Pada Juni kemarin, ia berhasil melobi pemerintah untuk memperpanjang kebijakan pemberian makan sekolah gratis bagi anak-anak kurang mampu di luar jam pelajaran. Dia juga membantu membentuk Satuan Tugas untuk mencoba dan membantu anak-anak yang paling membutuhkan makan.

Dia kemudian diangkat menjadi Anggota Ordo Kerajaan Inggris (MBE) pada Oktober sebagai pengakuan atas usahanya.

Rashford menegaskan bahwa kampanyenya itu terinspirasi dari pengalamannya sendiri sebagai seorang anak, sedangkan dukungan yang diberikan Manchester United pada periode tersebut telah menciptakan ikatan seumur hidup yang melampaui sepakbola.

"Semua hal baik yang terjadi tahun ini datang dari Manchester United yang memberi saya kesempatan sebagai seorang anak. Saya tidak hanya mengingat tahun lalu atau lima tahun terakhir," tambahnya.

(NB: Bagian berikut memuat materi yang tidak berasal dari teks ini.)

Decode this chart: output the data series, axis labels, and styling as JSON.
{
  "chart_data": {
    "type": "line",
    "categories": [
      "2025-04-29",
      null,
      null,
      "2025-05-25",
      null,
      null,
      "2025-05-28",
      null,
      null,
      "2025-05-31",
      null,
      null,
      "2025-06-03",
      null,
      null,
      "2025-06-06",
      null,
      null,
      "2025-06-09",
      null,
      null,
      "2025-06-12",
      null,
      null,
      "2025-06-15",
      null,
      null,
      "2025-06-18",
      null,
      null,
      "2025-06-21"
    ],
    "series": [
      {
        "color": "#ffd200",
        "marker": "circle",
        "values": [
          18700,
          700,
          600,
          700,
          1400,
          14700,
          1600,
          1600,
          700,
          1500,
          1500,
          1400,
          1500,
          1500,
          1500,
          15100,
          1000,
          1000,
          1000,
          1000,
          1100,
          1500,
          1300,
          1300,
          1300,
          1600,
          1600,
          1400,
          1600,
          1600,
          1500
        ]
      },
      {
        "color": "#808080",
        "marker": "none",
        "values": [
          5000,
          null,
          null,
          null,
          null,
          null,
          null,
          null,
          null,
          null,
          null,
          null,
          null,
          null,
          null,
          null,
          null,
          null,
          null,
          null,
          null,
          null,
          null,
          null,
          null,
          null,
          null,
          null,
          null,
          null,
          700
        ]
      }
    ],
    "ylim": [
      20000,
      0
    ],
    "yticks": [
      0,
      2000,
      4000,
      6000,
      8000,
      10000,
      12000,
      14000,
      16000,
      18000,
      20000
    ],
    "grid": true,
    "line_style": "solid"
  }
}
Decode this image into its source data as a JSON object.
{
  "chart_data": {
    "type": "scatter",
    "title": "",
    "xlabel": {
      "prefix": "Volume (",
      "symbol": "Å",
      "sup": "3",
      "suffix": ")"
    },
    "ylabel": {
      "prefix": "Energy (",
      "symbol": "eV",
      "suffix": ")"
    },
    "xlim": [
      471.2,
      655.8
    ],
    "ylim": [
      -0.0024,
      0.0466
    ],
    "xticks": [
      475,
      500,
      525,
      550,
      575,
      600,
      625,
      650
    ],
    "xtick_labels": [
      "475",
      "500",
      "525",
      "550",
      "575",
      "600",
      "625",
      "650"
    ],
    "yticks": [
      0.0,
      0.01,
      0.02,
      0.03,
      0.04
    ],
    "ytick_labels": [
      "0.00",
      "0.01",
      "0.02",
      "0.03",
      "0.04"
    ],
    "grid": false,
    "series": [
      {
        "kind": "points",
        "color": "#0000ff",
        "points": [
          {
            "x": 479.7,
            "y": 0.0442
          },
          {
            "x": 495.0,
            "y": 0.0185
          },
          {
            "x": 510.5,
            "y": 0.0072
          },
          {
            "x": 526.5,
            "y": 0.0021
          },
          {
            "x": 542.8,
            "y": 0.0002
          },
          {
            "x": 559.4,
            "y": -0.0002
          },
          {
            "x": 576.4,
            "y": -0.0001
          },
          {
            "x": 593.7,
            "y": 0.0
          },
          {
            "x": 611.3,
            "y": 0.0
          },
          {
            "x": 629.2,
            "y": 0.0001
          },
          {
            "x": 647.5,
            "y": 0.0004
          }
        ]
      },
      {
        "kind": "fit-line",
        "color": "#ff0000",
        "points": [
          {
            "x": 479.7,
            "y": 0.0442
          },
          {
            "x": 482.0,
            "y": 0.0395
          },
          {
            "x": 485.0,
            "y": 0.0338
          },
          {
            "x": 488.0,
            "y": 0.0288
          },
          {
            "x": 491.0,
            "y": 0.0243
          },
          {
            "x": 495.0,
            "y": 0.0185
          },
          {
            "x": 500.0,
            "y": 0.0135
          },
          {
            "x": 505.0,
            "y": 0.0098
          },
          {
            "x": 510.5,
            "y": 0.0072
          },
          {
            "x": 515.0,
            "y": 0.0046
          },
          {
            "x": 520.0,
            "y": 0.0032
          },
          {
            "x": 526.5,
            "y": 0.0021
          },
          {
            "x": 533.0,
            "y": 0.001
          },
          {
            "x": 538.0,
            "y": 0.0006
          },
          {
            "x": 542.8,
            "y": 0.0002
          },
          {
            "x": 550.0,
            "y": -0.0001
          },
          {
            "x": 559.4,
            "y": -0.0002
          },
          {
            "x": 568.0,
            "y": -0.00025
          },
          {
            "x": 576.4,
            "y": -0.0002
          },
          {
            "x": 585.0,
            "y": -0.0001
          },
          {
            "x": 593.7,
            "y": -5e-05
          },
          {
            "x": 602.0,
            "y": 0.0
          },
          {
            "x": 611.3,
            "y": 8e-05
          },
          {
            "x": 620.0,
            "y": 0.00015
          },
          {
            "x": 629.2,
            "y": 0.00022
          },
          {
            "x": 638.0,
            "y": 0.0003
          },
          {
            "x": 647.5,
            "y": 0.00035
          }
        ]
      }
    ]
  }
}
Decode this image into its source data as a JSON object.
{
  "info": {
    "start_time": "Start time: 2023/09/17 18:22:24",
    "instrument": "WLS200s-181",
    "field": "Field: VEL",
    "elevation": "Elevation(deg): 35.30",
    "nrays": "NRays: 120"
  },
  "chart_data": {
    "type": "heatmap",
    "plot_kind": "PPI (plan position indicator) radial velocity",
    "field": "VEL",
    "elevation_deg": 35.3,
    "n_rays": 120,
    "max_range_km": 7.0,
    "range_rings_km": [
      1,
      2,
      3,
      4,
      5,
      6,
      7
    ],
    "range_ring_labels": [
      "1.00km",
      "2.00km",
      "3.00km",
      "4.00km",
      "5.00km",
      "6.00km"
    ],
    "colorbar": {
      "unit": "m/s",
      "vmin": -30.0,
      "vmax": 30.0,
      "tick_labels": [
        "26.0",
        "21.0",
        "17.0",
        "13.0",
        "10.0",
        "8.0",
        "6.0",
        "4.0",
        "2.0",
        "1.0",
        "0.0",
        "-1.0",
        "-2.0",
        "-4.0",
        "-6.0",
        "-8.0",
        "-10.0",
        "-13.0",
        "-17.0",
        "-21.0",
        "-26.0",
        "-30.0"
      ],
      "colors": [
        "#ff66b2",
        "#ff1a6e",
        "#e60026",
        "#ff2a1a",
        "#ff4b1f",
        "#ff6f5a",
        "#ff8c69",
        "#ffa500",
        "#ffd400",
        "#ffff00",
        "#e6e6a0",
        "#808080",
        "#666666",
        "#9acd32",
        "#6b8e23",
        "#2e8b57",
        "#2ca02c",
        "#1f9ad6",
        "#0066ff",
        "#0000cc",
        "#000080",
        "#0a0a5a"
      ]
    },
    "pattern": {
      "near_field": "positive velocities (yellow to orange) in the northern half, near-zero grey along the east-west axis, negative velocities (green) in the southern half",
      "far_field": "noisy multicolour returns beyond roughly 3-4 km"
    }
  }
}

“Saya berbicara tentang ketika tidak ada orang di keluarga saya yang bisa mengemudi dan saya harus pergi berlatih dan United memiliki orang-orang untuk datang dan membawa saya ke tempat latihan serta membawa saya pulang ketika saya berusia enam, tujuh, delapan, sembilan.

"Saat mereka menempatkan saya di akomodasi [klub] ketika ibu saya kesulitan di rumah, ketika saya berusia 11 tahun dan saya berada di sana hingga usia 16/17.

"Ini jauh lebih dalam dari apa yang terkadang dilihat orang. Saya pikir orang melihat beberapa hal yang telah terjadi sejak saya berada di tim utama tetapi ikatan yang saya miliki dengan United jauh lebih besar daripada lima tahun terakhir ini dan itu akan selamanya lebih besar dari karier saya karena mereka adalah alasan saya menjadi pesepakbola, mereka telah memberi saya kesempatan untuk mengekspresikan diri dan untuk mengetahui bahwa saya memiliki bakat di sepakbola."